As bactérias podem deixar uma espécie de “treinamento” no organismo

Entre os elementos que despertaram maior interesse estão as endotoxinas, moléculas associadas à membrana de algumas bactérias e encontradas em concentrações elevadas em certos ambientes agrícolas.

A exposição repetida a essas substâncias pode estimular o sistema imunológico inato e modificar a forma como determinadas células respondem posteriormente a outros estímulos.

Alguns estudos associaram esse processo a mecanismos capazes de reduzir respostas inflamatórias exageradas nas vias respiratórias. Isso poderia ajudar a explicar por que algumas crianças expostas a esses ambientes apresentam menor frequência de asma.

A descoberta também se encaixa em uma mudança importante na própria compreensão da imunologia.

Durante muito tempo, acreditava-se que o sistema imunológico inato reagia de maneira relativamente imediata e não guardava alterações duradouras como ocorre com a chamada memória imunológica adaptativa.

Hoje, pesquisadores investigam evidências de que determinadas exposições podem provocar mudanças persistentes na maneira como essas defesas respondem no futuro.

Isso não significa, porém, que a solução para as alergias seja simplesmente colocar crianças em ambientes sujos.

O segredo não é “ficar sujo”

Esse é provavelmente o ponto mais importante.

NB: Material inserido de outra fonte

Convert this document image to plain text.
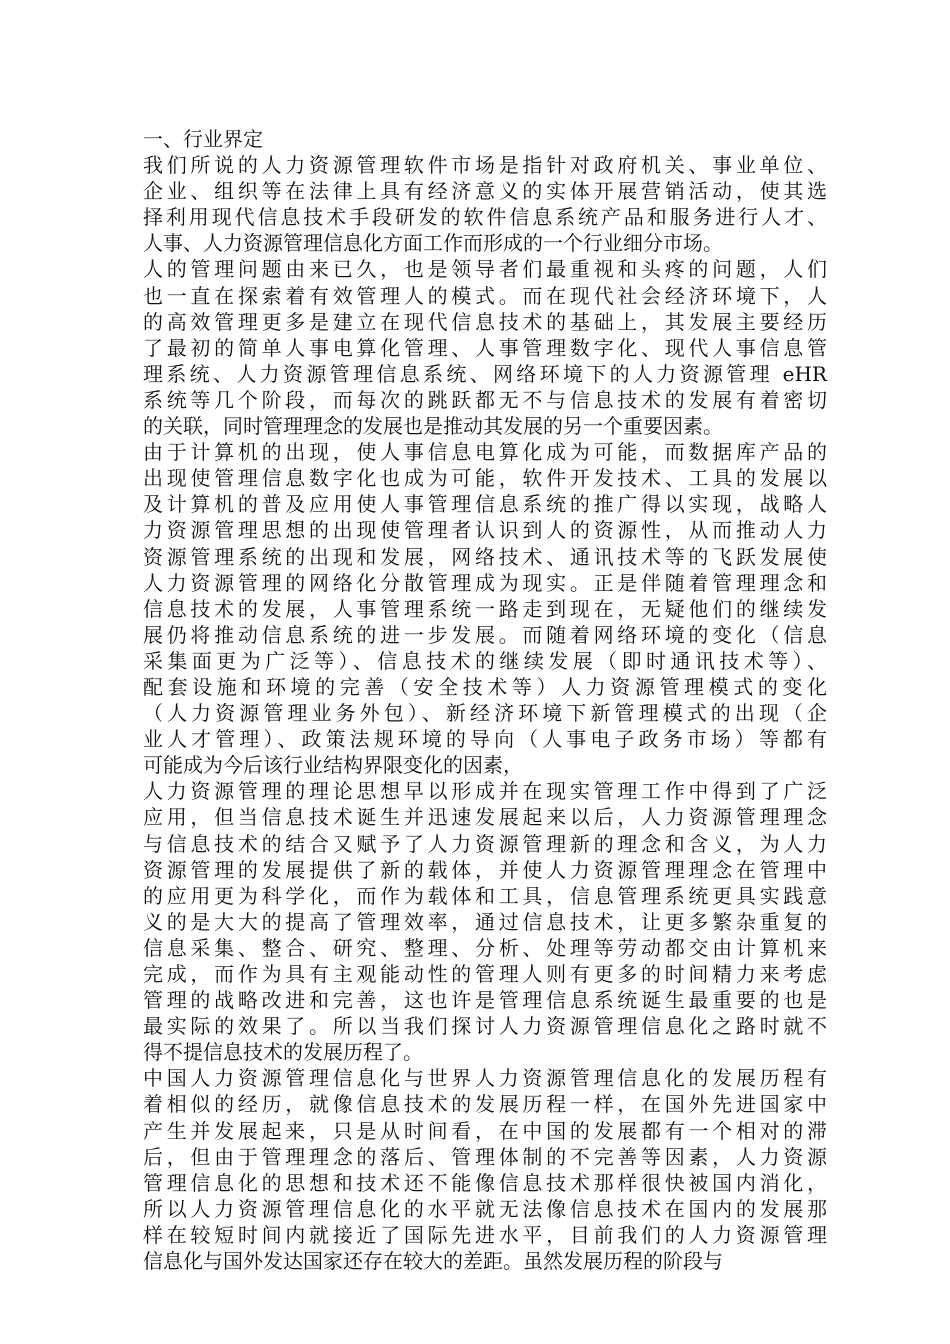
一、行业界定
我们所说的人力资源管理软件市场是指针对政府机关、事业单位、
企业、组织等在法律上具有经济意义的实体开展营销活动，使其选
择利用现代信息技术手段研发的软件信息系统产品和服务进行人才、
人事、人力资源管理信息化方面工作而形成的一个行业细分市场。
人的管理问题由来已久，也是领导者们最重视和头疼的问题，人们
也一直在探索着有效管理人的模式。而在现代社会经济环境下，人
的高效管理更多是建立在现代信息技术的基础上，其发展主要经历
了最初的简单人事电算化管理、人事管理数字化、现代人事信息管
理系统、人力资源管理信息系统、网络环境下的人力资源管理 eHR
系统等几个阶段，而每次的跳跃都无不与信息技术的发展有着密切
的关联，同时管理理念的发展也是推动其发展的另一个重要因素。
由于计算机的出现，使人事信息电算化成为可能，而数据库产品的
出现使管理信息数字化也成为可能，软件开发技术、工具的发展以
及计算机的普及应用使人事管理信息系统的推广得以实现，战略人
力资源管理思想的出现使管理者认识到人的资源性，从而推动人力
资源管理系统的出现和发展，网络技术、通讯技术等的飞跃发展使
人力资源管理的网络化分散管理成为现实。正是伴随着管理理念和
信息技术的发展，人事管理系统一路走到现在，无疑他们的继续发
展仍将推动信息系统的进一步发展。而随着网络环境的变化（信息
采集面更为广泛等）、信息技术的继续发展（即时通讯技术等）、
配套设施和环境的完善（安全技术等）人力资源管理模式的变化
（人力资源管理业务外包）、新经济环境下新管理模式的出现（企
业人才管理）、政策法规环境的导向（人事电子政务市场）等都有
可能成为今后该行业结构界限变化的因素，
人力资源管理的理论思想早以形成并在现实管理工作中得到了广泛
应用，但当信息技术诞生并迅速发展起来以后，人力资源管理理念
与信息技术的结合又赋予了人力资源管理新的理念和含义，为人力
资源管理的发展提供了新的载体，并使人力资源管理理念在管理中
的应用更为科学化，而作为载体和工具，信息管理系统更具实践意
义的是大大的提高了管理效率，通过信息技术，让更多繁杂重复的
信息采集、整合、研究、整理、分析、处理等劳动都交由计算机来
完成，而作为具有主观能动性的管理人则有更多的时间精力来考虑
管理的战略改进和完善，这也许是管理信息系统诞生最重要的也是
最实际的效果了。所以当我们探讨人力资源管理信息化之路时就不
得不提信息技术的发展历程了。
中国人力资源管理信息化与世界人力资源管理信息化的发展历程有
着相似的经历，就像信息技术的发展历程一样，在国外先进国家中
产生并发展起来，只是从时间看，在中国的发展都有一个相对的滞
后，但由于管理理念的落后、管理体制的不完善等因素，人力资源
管理信息化的思想和技术还不能像信息技术那样很快被国内消化，
所以人力资源管理信息化的水平就无法像信息技术在国内的发展那
样在较短时间内就接近了国际先进水平，目前我们的人力资源管理
信息化与国外发达国家还存在较大的差距。虽然发展历程的阶段与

O chamado efeito fazenda não significa que crianças devam ser expostas deliberadamente a patógenos. Também não existe justificativa para abandonar medidas básicas de higiene ou utilizar alimentos potencialmente perigosos como estratégia para prevenir alergias.

O objetivo dos pesquisadores é muito mais específico: descobrir quais microrganismos, moléculas e combinações ambientais parecem produzir os efeitos observados.

Se essas características puderem ser identificadas, talvez seja possível reproduzir determinados estímulos de maneira controlada e segura.

A ideia seria levar para ambientes urbanos não a sujeira de uma fazenda, mas as características biológicas que parecem ajudar o sistema imunológico infantil a se desenvolver de maneira mais equilibrada.

É justamente aí que está a parte mais fascinante dessa história.

As crianças criadas em fazendas tradicionais aparentemente não estão protegidas simplesmente porque vivem em ambientes menos limpos. Elas crescem cercadas por uma diversidade microbiana muito maior desde os primeiros anos de vida.

E essa convivência pode funcionar como uma espécie de treinamento: ensinar o sistema imunológico a reconhecer que nem tudo ao seu redor é uma ameaça.

A ciência ainda precisa determinar exatamente quais elementos produzem esse efeito e como reproduzi-los com segurança. Mas, se conseguir, o resultado poderá ser uma nova estratégia para compreender — e talvez reduzir — algumas das alergias que se tornaram tão comuns nas cidades.